Jumat, 20 Januari 2012

Wacana Negara Islam; Fakta sejarah dan tantangan kontemporer


 
Prolog

Tepat pada tanggal 3 maret 1924 Khilafah Islamiyah dihapuskan oleh konstitusi Turki. Sejak saat itu sampai sekarang dapat dikatakan hanya Iran yang menganut sistem Negara Islam secara konstitusi. Walaupun banyak Negara yang mayoritas penduduknya beragama Islam, namun secara konstitusi menganut sistem monarki atau republik. Apa sebenarnya yang ditakutkan dengan sistem Khilafah Islamiyah? Apakah wacana Negara Islam tidak lagi relevan saat ini? Bukankah Islam itu menebar kasih sayang untuk semua manusia. Bahkan Islam relevan sepanjang waktu dan tempat?

Arab Saudi, adalah titik temu semua umat Islam dari seluruh dunia dalam ibadah haji. negara ini juga titik awal kelahiran dan perkembangan Islam. Nyatanya Negara ini menganut sistem Monarki dalam praktek kenegaraan. Mengapa Negara yang menjadi kiblat bagi seluruh umat Islam dunia ini tidak tertarik untuk mendirikan Negara Islam. Apakah Islam memang tidak mengatur tata pemerintahan? Jelas Islam memperhatikan segala aspek kehidupan secara lengkap dan global, tak terkecuali politik dan pemerintahan. dalam Al-Quran banyak kita temukan ayat yang secara vulgar membeberkan disiplin kenegaraan. Satu contoh dalam surah An-Nisa’ ayat 59.
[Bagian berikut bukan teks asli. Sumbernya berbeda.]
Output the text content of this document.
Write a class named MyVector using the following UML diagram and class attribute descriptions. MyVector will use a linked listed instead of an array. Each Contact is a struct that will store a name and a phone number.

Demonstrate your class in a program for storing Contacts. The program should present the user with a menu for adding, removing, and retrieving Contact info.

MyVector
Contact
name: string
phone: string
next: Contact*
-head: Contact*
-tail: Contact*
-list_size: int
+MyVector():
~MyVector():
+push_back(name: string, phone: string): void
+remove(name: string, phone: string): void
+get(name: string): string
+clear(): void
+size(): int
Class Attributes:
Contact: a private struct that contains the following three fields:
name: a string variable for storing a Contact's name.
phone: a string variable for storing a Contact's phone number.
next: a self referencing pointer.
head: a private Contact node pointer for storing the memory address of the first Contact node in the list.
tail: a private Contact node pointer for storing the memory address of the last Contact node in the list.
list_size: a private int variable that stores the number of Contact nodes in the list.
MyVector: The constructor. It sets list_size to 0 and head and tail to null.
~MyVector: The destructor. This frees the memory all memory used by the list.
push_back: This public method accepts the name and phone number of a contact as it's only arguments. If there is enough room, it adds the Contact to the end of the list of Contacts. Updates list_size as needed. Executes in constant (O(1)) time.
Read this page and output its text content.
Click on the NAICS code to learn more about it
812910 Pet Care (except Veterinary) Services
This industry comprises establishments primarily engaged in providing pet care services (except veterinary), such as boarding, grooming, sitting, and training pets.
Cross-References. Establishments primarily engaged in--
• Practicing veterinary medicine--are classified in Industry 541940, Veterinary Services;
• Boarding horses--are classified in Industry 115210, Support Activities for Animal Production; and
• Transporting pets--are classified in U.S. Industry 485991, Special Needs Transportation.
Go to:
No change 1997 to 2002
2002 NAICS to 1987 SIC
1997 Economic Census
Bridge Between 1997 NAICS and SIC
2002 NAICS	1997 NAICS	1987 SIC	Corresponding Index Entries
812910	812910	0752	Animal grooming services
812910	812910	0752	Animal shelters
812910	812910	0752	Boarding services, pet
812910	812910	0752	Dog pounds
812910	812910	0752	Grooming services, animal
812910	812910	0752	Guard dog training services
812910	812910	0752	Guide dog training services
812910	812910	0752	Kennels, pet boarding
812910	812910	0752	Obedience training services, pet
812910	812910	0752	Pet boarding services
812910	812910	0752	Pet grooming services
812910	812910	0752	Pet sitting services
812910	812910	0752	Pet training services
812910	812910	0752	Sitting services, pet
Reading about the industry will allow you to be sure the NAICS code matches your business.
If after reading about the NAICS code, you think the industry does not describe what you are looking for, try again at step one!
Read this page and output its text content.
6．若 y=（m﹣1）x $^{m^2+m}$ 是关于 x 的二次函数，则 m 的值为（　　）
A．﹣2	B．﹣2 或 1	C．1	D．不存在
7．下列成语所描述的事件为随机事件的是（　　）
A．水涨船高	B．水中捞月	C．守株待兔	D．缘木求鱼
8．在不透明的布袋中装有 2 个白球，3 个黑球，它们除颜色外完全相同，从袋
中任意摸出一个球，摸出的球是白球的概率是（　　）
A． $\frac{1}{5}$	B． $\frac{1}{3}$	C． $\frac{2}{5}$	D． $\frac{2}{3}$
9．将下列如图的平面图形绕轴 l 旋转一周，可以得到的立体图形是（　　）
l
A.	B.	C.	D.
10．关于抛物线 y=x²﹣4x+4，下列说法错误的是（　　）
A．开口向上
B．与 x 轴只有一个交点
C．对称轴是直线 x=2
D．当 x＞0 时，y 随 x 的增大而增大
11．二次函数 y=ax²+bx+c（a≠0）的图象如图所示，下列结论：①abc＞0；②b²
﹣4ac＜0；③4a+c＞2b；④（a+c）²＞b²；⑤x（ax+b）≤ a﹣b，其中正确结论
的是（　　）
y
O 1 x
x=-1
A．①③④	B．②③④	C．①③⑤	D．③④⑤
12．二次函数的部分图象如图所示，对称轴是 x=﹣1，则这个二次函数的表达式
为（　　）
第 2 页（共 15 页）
Memang saat ini dalam praktek pemerintahan, Negara-Negara Muslim banyak menganut sistem demokrasi. Sebut saja Mesir, Indonesia, Turki, Yaman, Tunisia dan lainnya. Walaupun demikian, banyak kalangan yang meragukan relevansi Islam dengan demokrasi. Ketika suatu Negara terlibat dalam demokrasi otomatis banyak problema yang akan menyusul. Sebut saja HAM, sistem multi Partai, kesetaraan gender bahkan kebebasan berekspresi, berpikir dan berpendapat. Maka Samuel Huntington dalam Benturan Peradaban mengatakan, bahwa Negara muslim tidak akrab dengan demokrasi. Maka pertanyaan awal apakah Islam tidak mengandung nilai-nilai demokrasi. Apakah benar dengungan persepsi barat bahwa Islam tidak relevan dengan HAM, Islam tidak mengusung kesetaraan gender? Apakah seabrek problema ini yang ditakutkan banyak Negara muslim untuk menjadikan syari’at Islam sebagai acuan dalam sistem kenegaraan?
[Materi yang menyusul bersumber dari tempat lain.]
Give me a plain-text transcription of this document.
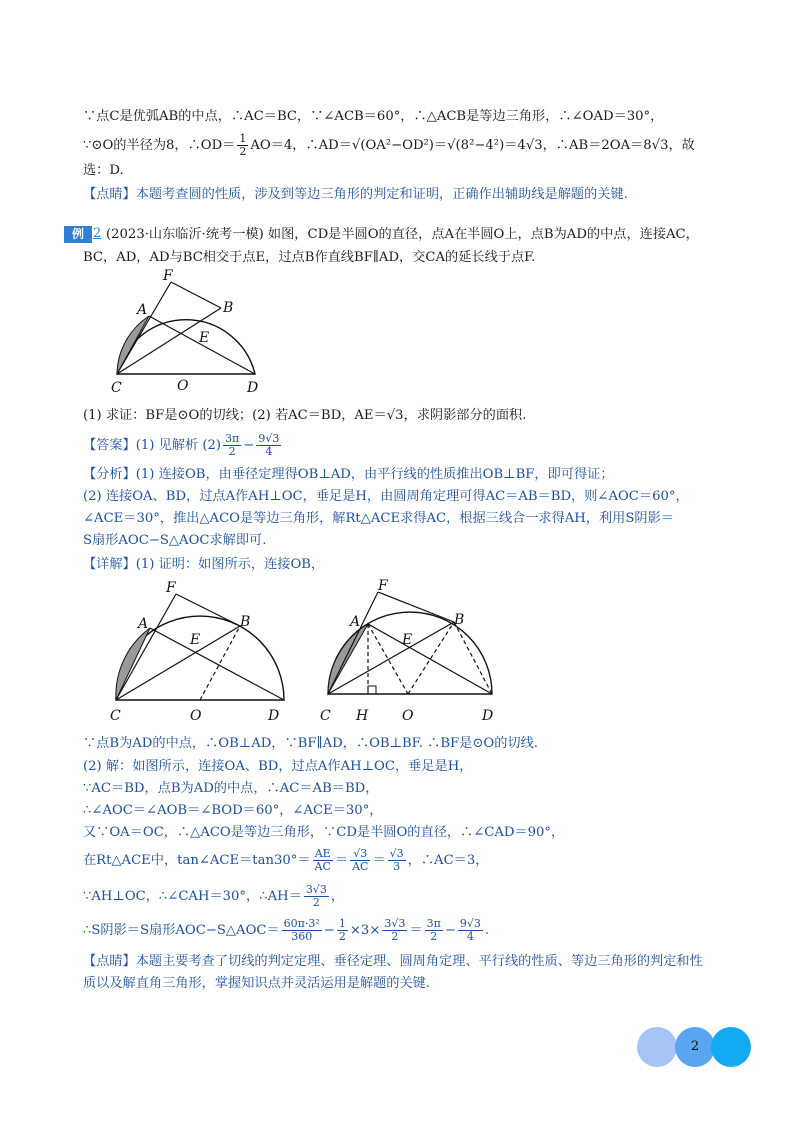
∵点C是优弧AB的中点，∴AC＝BC，∵∠ACB＝60°，∴△ACB是等边三角形，∴∠OAD＝30°，
∵⊙O的半径为8，∴OD＝ $\frac{1}{2} AO=4$，∴AD＝√(OA²−OD²)＝√(8²−4²)＝4√3，∴AB＝2OA＝8√3，故
选：D.
【点睛】本题考查圆的性质，涉及到等边三角形的判定和证明，正确作出辅助线是解题的关键.
例 2 (2023·山东临沂·统考一模) 如图，CD是半圆O的直径，点A在半圆O上，点B为AD的中点，连接AC，
BC，AD，AD与BC相交于点E，过点B作直线BF∥AD，交CA的延长线于点F.
F
A	B
E
C	O	D
(1) 求证：BF是⊙O的切线；(2) 若AC＝BD，AE＝√3，求阴影部分的面积.
【答案】(1) 见解析 $(2) \frac{3\pi}{2} - \frac{9√3}{4}$
【分析】(1) 连接OB，由垂径定理得OB⊥AD，由平行线的性质推出OB⊥BF，即可得证；
(2) 连接OA、BD，过点A作AH⊥OC，垂足是H，由圆周角定理可得AC＝AB＝BD，则∠AOC＝60°，
∠ACE＝30°，推出△ACO是等边三角形，解Rt△ACE求得AC，根据三线合一求得AH，利用S阴影＝
S扇形AOC−S△AOC求解即可.
【详解】(1) 证明：如图所示，连接OB，
F
A	B
E
C	O	D
F
A	B
E
C H O	D
∵点B为AD的中点，∴OB⊥AD，∵BF∥AD，∴OB⊥BF. ∴BF是⊙O的切线.
(2) 解：如图所示，连接OA、BD，过点A作AH⊥OC，垂足是H，
∵AC＝BD，点B为AD的中点，∴AC＝AB＝BD，
∴∠AOC＝∠AOB＝∠BOD＝60°，∠ACE＝30°，
又∵OA＝OC，∴△ACO是等边三角形，∵CD是半圆O的直径，∴∠CAD＝90°，
在Rt△ACE中，tan∠ACE＝tan30°＝ $\frac{AE}{AC} = \frac{√3}{AC} = \frac{√3}{3}$ ，∴AC＝3，
∵AH⊥OC，∴∠CAH＝30°，∴AH＝ $\frac{3√3}{2}$ ，
∴S阴影＝S扇形AOC−S△AOC＝ $\frac{\text{60π·3²}}{360} - \frac{1}{2} \times 3\times \frac{3√3}{2} = \frac{3\pi}{2} - \frac{9√3}{4}$ .
【点睛】本题主要考查了切线的判定定理、垂径定理、圆周角定理、平行线的性质、等边三角形的判定和性
质以及解直角三角形，掌握知识点并灵活运用是解题的关键.
2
Sample Negara Islam Dulu Dan Kini

Kegagalan berdakwah selama 13 tahun di tanah kelahiran beliau, Makkah, menginspirasi Rosulullah untuk melebarkan sayap dakwah di lain tempat. Selain itu, perjalan dakwah di Makkah terlalu mengkhawatirkan bagi Rosulullah dan Ashabiqunal Awwalun. Tujuan dakwah selanjutnya adalah sebuah kota yang bernama Yastrib. Tak disangka sebuah kota yang dihuni oleh masyarakat multi kultur dan multi agama ini menerima kedatangan Rosulullah dan para sahabat dengan gegap gempita. Mengejutkan justru karena Rosulullah dan para sahabat tergolong asing di kota ini. Beliau tidak mempunyai sanak famili, Malah menerima Rosulullah dengan senang hati laksana menerima seorang pemimpin besar. Padahal waktu itu penduduk Yastrib belum mengenal banyak eksistensi Muhammad sebagai Nabi Allah. Pemandangan kontras justru terjadi di Makkah, kota dimana Nabi dilahirkan justru menjadi ancaman serius bagi dakwah Nabi. Bahkan ancaman itu datang dari kerabat beliau sendiri.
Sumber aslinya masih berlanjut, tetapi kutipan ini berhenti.